The skeleton crew : how amateur sleuths are solving America’s coldest cases

From  Andrea Kalinowski

Author:  Deborah  Halber

Title:  The skeleton crew : how amateur sleuths are solving America’s coldest cases 

I recently finished reading The Skeleton Crew: how amateur sleuths are solving America’s coldest cases by Deborah Halber. This book offered a fascinating insight into the world of the unidentified and missing and how a slew of amateurs are seeking to identify and reunite them with their families. The amateur sleuth is drawn to the search for a variety of reasons, ranging from a search for their own  missing loved one to pure altruism. I cannot fathom how the number of UID (Unidentified Dead) can be so high but it is estimated to be around 40,000 people.
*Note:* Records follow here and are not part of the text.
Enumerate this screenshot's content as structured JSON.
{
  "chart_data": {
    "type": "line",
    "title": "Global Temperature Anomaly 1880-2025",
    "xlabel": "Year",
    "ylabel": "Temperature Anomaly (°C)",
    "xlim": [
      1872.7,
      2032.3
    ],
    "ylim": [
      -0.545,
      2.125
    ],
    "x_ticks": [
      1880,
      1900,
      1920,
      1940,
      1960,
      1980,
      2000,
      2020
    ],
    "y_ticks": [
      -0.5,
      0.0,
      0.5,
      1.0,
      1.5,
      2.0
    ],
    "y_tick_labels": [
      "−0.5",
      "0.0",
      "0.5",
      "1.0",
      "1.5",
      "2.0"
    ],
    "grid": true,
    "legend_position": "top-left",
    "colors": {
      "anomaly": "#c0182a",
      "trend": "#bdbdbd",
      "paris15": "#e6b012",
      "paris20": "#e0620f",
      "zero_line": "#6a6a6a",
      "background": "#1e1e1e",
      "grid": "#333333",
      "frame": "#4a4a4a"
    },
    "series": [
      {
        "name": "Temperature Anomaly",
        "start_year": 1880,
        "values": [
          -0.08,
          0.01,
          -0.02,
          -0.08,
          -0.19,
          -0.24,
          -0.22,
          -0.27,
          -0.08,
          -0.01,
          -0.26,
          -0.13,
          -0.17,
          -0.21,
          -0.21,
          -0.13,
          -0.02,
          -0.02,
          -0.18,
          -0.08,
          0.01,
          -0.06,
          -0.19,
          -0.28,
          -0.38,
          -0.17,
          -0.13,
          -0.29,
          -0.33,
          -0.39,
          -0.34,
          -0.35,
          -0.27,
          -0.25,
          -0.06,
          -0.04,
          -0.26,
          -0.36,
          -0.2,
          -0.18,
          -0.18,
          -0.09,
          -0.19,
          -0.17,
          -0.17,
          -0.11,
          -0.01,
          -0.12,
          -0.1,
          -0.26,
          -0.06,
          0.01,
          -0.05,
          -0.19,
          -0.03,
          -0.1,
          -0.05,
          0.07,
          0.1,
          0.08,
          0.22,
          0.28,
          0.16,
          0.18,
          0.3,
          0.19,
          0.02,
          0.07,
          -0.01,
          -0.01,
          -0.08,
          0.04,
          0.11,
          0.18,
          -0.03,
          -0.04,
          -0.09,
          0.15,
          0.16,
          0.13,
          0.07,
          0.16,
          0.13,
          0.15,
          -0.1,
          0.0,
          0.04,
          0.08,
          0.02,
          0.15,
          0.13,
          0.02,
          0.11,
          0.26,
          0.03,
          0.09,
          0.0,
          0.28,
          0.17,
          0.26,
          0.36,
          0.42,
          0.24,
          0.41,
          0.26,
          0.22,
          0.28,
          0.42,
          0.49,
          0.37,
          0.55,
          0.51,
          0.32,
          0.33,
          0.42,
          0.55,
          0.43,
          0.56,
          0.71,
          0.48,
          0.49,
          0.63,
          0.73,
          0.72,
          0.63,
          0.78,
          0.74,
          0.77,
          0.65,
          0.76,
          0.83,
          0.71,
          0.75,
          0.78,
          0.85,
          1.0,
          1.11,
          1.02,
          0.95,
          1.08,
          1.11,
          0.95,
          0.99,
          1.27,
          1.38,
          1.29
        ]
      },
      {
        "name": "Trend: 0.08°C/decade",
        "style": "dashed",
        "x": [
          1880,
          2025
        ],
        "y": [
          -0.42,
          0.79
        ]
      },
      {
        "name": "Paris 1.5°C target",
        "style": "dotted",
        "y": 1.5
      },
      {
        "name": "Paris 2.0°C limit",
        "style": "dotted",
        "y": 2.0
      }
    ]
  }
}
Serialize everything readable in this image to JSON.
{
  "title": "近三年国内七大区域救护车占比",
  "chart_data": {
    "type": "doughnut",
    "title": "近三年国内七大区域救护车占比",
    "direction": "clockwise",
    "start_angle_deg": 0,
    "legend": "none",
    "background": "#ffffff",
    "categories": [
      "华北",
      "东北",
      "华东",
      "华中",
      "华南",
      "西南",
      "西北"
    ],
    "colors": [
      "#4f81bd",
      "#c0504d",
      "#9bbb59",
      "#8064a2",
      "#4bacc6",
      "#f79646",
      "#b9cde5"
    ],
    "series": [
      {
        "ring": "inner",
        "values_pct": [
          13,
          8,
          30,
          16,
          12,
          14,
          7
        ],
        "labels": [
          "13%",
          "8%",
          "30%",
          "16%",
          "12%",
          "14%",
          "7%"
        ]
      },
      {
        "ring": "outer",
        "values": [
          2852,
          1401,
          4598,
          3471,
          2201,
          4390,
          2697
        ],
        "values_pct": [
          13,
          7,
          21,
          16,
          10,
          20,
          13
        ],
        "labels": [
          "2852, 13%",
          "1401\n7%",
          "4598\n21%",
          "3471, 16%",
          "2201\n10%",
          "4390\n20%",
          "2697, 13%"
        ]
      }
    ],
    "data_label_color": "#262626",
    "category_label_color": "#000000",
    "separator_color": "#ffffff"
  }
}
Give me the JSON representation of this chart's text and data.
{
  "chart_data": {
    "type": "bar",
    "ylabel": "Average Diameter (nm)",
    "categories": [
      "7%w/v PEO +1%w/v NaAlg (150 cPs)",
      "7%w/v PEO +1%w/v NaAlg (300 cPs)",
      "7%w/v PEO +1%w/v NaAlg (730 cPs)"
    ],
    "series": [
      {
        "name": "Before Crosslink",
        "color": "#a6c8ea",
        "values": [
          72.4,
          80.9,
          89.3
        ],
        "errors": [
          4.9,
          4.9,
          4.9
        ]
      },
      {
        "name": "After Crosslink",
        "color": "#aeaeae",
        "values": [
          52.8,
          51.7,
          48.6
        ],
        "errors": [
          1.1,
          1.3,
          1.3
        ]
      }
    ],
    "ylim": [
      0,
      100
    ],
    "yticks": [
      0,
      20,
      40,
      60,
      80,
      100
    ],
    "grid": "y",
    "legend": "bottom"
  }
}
One of the reasons that the number is so high is that the little slip of paper known as a Driver’s License is easily lost, misplaced, or forgotten if perhaps one is intending only to run a quick errand. If this paper is not with the individual and some misadventure befalls the individual, it falls to the police to attempt identification. A tool to aid the police in clearing the backlog of UID is to have a website for law enforcement and the public to peruse if they are looking for a match to a missing person. In addition to national databases, many states have their own state websites for the Unidentified Dead. Pets are equipped with microchips and human beings are not. Now, just imagine how much this simple procedure would influence the number of UIDs. The Doenetwork.org, NamUS.gov, and many more exist out there. One only needs to use the search term “unidentified dead” and you will be inundated with sites on which you can expend and hone your sleuthing energies.